I agree that the child of an upper middle class worker is more likely to go to college than the child of a worker making minimum wage...but I would also argue that the child of the minimum wage worker is less likely to be successful at college (to the point of wasting funds), especially what's holding him/her back are test scores and academic achievement.
I'm not saying "Well all people born on the tough side of the tracks are SOL if they're older than 12!", but it will take generations to fix the problem, instead of just changing the outcome to something we think we like.
If underserved children aren't trained, taught, or raised as well, do you think they're going to as well as adults?? LOL at YOUR arrogance!
1. Dex's argument:
Tommy, at age 18, has plenty of food, nuturing parents, and access to tutors and extracurricular activities.
Joey, same age, has spotty provision of food, his dad is a drunk and him mom just doesn't care. Therefore, he doesn't have the same access to tutors, extracurricular activities, or the support at home that a good student usually requires.
Joey gets worse grades than Tommy, and everyone agrees a large part of that has to do with his upbringing and access to essentials and basic mentoring.
Dex: Because college and work are competitive and require time management skills, learning, and appropriate socialization, Tommy will do better in college and at work than Joey would, if they were both given the same opportunity.
Congo: Dex is arrogant. Just because Joey doesn't have the tools, resources, or training that Joey does, there is no reason to believe he won't do just as well in an academically-challenging environment, or a demanding, multi-skill-requiring job.
You're wrong. and I'm not arrogant, I'm realistic. That's why I support fixing "has spotty provision of food, his dad is a drunk and him mom just doesn't care. Therefore, he doesn't have the same access to tutors, extracurricular activities, or the support at home that a good student usually requires" instead of Congo's "it wasn't fair that Tommys' parents did better than Joeys, so it isn't fair to assume that Joey won't do as well, considering his much worse upbringing."

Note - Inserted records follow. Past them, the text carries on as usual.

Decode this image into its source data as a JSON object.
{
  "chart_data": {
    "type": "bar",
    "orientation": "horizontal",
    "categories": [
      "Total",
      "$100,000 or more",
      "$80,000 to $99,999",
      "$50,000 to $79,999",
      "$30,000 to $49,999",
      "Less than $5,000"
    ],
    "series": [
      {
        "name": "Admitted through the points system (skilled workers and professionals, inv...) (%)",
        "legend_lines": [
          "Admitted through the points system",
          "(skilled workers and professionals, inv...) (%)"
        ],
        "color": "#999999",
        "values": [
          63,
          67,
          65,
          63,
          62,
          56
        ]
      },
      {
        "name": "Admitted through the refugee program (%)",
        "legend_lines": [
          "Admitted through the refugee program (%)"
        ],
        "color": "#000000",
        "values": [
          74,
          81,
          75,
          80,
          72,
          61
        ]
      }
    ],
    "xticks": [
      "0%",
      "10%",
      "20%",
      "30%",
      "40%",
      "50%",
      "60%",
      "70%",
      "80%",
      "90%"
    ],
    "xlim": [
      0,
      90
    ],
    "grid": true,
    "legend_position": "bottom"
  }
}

I certainly think that a business, in the interest of diversity, is justified in hiring a black man over a white man (assuming they are equally qualified) in order to further diversify their employees and their potential customer base. I think it's almost never a good thing to put a less-capable person in a role that a more-capable person is wiling and able to fill (regardless of whose fault it is that there's a difference in capability).

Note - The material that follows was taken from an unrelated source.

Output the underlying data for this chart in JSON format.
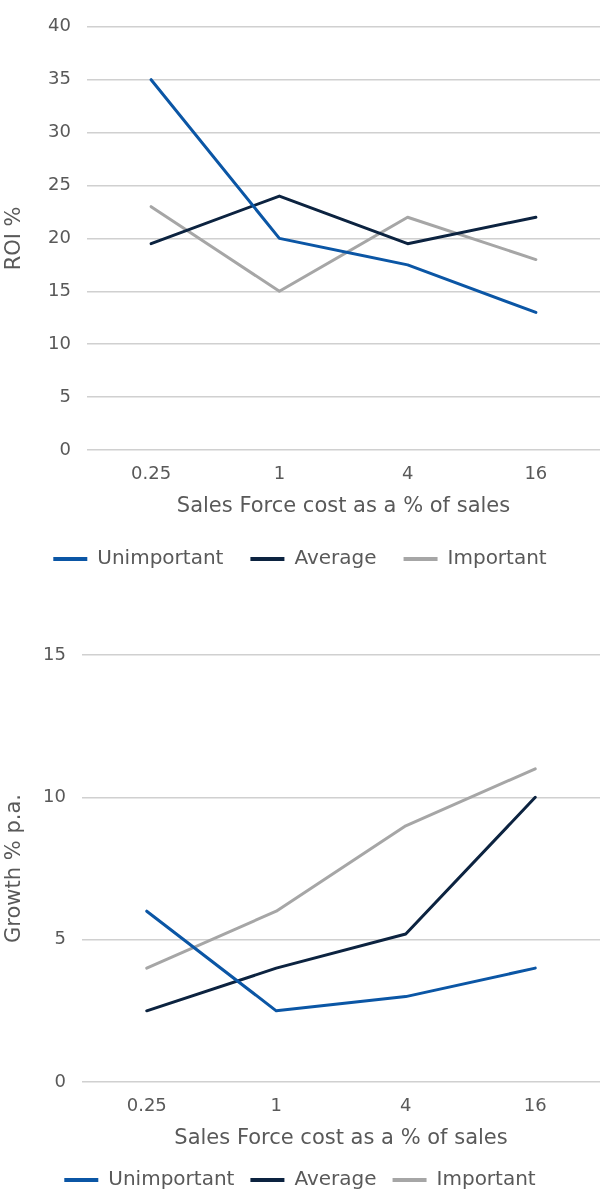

No one was talking about whether or not she was unfit.
The good news all this is that the decision itself is narrow. It does not throw out Title VII and the concept of affirmative action; it accepts that race based discrimination still exists.

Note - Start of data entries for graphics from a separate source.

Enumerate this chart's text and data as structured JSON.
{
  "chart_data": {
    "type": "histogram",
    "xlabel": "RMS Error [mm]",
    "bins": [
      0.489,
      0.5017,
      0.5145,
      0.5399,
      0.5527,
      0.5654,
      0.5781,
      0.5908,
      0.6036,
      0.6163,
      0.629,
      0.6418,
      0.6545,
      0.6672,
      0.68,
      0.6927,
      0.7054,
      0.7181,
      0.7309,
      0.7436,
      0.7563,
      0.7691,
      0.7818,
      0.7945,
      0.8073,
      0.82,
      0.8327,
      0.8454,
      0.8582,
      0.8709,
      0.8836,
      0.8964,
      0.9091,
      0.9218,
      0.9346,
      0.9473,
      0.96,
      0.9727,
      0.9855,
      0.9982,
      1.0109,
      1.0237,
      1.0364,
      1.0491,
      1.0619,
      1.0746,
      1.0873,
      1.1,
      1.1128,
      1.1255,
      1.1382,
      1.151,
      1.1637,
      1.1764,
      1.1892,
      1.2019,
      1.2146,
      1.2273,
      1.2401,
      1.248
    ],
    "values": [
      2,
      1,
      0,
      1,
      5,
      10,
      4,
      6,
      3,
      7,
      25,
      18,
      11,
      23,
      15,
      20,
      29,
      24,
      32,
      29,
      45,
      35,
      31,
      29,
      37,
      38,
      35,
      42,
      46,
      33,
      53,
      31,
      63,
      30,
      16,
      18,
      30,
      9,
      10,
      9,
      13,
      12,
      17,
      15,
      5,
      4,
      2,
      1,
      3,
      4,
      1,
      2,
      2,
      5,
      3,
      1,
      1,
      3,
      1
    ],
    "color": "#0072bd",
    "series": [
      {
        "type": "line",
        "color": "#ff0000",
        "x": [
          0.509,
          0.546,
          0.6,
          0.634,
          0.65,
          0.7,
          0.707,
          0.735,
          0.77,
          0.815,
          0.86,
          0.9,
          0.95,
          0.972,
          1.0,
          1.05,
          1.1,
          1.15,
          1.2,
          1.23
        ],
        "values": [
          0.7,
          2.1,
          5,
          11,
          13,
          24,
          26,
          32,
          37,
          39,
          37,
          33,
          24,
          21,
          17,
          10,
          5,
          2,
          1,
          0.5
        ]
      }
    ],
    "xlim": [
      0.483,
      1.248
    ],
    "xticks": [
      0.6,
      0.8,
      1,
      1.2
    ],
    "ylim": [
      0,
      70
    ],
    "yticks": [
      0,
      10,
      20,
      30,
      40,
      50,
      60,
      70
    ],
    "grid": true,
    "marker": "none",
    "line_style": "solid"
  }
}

As for the impact on Judge Sotomayor's nomination, I think she's still a lock on the job, and that's okay with me. Very okay.
As far as Sotomayor, I think the progressives on the left will probably be pretty disappointed with her. I think if you read some of her decisions you will quickly see that she is VERY moderate. She does not take very many ideological stands and she rarely, if ever, makes new law from the bench. She seems to honor precedent the most. Something the Supreme Court majority did not do here.
She will not be as far to the left as even Souter was. The real reason that the right-wing is attacking her so pathetically is because, well....they're frickin' insane once again. They can no longer be taken seriously in any adult discussion.
And you have no clue what you are talking about. Your entire post is stitched together bumper stickers.